Imbalance Dataset (only for classification tasks)
Step 1: Identify Imbalance Dataset
It is fairly easy to identify imbalance dataset, if count of datapoints in class1 is unequal to count of datapoints in class2, implies it is an imbalance dataset.
Step 2: Handle Imbalance Dataset
There are two ways to handle imbalance datasets
- Downsampling over-represented records
Say if class 0 has 900 records and class 1 has 100 records then we just randomly select 100 out of 900 records from class 0 and all 100 records for class 1. Now the dataset is balance. Use this method iff you have millions of records for the under-represented records so that the new dataset contains enough no of datapoints to make a ML model on it!!
from imblearn.under_sampling import NearMiss
nm = NearMiss(random_state = 42)
X_new, Y_new = nm.fit_sample(X,Y)- Upsampling under-represented records (Preferred)
Generate new datapoint of the under-represented class using data augmentation techniques (conditional) discussed in unsupervised learning.
Feature Subset Selection (X vs Y)
Earlier in Dropping Similar Independent Features, we removed independent features based on how similar they were with other independent features. But now we will remove independent features based on how impactful it is on the dependent feature!!
Method 1 : Brute Force Approach
- All subset : say you want to choose between 5 features X1, X2, X3, X4, X5 then we pass all possible combo of these 5 features to our ML algo (2⁵ possibilities) and see which combination gives best accuracy.
- Forward chaining : say we have 5 features then at first we use only one feature in our ML algorithm and then keep increasing the no of features and then at the end select that no of features which gives best results.
- Backward elimination : say we have 5 features then at first we use all the 5 features in our ML algorithm and then keep on decreasing the no of features and at the end select that no of features which gives best results.
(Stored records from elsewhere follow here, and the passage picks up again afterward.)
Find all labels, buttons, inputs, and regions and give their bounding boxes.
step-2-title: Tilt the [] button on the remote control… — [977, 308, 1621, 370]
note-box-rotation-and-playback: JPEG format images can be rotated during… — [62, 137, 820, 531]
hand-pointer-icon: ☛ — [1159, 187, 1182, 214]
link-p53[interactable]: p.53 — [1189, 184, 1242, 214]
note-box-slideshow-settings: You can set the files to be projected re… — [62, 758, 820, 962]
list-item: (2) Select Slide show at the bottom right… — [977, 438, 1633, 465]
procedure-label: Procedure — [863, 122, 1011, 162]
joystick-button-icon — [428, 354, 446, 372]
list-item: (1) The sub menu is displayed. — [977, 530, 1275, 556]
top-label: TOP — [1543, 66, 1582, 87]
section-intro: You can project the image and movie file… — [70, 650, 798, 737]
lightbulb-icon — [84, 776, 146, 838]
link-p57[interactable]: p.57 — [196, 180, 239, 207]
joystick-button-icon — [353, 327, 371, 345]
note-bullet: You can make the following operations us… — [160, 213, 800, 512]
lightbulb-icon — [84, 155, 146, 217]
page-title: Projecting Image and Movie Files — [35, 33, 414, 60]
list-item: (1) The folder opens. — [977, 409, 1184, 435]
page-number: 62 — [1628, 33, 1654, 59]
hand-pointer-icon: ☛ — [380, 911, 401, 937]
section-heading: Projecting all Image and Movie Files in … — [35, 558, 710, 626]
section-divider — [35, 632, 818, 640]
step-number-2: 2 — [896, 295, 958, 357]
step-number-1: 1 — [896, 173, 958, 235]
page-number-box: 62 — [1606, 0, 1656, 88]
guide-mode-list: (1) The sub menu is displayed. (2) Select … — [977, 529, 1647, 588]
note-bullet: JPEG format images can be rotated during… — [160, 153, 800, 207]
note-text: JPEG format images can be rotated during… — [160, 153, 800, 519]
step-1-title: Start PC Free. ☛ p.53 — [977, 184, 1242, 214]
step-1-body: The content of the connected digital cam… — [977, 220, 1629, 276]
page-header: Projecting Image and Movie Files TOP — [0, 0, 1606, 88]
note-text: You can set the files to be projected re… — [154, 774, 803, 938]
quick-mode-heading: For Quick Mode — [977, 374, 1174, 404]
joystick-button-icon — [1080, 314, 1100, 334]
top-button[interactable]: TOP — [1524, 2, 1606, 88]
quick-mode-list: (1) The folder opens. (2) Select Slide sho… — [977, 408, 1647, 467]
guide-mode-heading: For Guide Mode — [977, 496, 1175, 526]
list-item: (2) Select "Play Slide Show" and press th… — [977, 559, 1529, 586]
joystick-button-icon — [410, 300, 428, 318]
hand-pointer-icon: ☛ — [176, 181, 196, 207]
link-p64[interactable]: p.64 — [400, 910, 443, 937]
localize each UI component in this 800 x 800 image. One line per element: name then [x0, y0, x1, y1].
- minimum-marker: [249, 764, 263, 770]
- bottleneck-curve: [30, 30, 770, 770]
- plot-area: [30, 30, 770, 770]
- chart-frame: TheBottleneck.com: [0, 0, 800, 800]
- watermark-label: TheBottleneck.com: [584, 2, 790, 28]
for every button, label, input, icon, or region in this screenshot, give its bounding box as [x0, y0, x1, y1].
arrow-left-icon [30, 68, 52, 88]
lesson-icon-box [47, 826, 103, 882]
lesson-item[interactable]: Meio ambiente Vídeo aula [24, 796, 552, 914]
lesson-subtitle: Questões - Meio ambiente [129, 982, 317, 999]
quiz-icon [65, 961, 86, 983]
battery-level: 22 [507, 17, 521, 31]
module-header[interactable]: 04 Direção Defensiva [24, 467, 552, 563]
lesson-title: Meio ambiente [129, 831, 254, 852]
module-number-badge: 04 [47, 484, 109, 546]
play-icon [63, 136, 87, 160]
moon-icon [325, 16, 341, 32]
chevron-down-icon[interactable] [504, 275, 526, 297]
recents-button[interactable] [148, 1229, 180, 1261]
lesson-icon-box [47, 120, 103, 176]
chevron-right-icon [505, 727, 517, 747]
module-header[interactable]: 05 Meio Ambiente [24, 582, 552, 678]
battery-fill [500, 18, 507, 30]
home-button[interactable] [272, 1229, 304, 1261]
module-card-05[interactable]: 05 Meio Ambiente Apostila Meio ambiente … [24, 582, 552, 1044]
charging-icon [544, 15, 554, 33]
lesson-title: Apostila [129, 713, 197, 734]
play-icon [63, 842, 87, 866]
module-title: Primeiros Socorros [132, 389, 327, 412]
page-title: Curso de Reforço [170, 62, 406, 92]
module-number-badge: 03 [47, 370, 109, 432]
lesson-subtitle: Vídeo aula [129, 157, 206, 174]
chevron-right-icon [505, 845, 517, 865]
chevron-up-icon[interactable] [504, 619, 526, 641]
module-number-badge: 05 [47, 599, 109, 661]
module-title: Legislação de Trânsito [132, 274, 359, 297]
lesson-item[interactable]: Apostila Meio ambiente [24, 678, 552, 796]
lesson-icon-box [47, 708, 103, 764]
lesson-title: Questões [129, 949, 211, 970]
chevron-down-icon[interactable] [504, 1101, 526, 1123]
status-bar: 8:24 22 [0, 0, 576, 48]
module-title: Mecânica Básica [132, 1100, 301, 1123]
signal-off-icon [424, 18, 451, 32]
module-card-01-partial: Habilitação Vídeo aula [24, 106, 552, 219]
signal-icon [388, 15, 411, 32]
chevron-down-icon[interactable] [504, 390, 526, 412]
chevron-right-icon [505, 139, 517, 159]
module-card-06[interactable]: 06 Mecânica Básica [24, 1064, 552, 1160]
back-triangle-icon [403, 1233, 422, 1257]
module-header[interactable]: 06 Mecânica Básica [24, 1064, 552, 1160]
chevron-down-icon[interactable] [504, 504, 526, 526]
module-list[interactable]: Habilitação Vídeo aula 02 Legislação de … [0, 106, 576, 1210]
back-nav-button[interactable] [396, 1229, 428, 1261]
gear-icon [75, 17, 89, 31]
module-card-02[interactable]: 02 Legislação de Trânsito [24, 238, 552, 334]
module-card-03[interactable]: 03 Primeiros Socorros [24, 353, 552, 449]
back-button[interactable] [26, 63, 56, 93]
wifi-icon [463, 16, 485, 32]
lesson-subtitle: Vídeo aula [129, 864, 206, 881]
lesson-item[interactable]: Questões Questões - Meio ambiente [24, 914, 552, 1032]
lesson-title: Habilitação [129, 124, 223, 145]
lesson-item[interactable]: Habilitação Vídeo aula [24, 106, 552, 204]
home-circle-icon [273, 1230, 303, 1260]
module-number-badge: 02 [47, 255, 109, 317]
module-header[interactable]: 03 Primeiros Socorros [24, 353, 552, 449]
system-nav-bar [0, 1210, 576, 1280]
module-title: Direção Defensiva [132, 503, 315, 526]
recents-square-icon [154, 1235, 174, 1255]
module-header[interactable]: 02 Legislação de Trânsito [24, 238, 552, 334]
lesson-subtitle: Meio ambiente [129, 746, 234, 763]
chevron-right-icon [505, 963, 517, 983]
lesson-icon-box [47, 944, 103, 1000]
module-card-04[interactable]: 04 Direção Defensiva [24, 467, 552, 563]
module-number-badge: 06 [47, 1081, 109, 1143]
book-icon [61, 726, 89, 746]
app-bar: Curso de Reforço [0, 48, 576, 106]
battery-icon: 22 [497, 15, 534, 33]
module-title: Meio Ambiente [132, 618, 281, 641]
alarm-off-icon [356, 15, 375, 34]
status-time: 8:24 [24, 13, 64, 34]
This is basically opposite of forward chaining.
- Wrapper Heuristic Approach : Here we talk about feature selection algorithms like Genetic Algorithms (GA) and Particle Swarm Optimization (PSO)
Method 2 : Embedded Approach
Embedded approaches are ones in which feature selection occurs naturally as a part of machine learning algorithm like regression and decision tree. Now suppose after doing your multi linear regression you get decision equation as Y = -5X1 + 0.1X2 + 10X3 + 9. This equation shows that X2 is not an important feature and can be dropped. Hence you create a new model again without the X2 feature.
But if you use Lasso Regression then you don’t need to create the model again (go research why!!)
Method 3 : Feature Ranking Approach
Exactly same as what we saw in Dropping Similar Independent Features just that there we applied all the methods on Xi vs Xj while here we will apply the same methods on Xi vs Y so that we can understand impact of Xs on Y and if it is not impactful then just remove it from the dataset!
For instance : If a numerical independent variable X has a correlation of <=0.1 on dependent variable Y then we can drop that independent variable cause it is not affecting our dependent variable. Example:student id (independent variable) is irrelevant on the prediction of student CGPA (dependent variable), in such a case correlation will come out to be <=0.1 between the two.
Train — Validation (/Development)— Test Split
During the initial days people only did train-test split as shown below. The most common ratio used for train-test split is 80:20.
from sklearn.model_selection import train_test_split
X_train, X_test, y_train, y_test = train_test_split(X, y, test_size=0.2,
random_state=42)But now people use train-validate-test split because validation set is used for hyperparameter tuning and it also helps in learning more generalized pattern by preventing overfitting which will happen if you use entire training data to train your model. The most apt ratio for train-validate-test split is 70:10:20.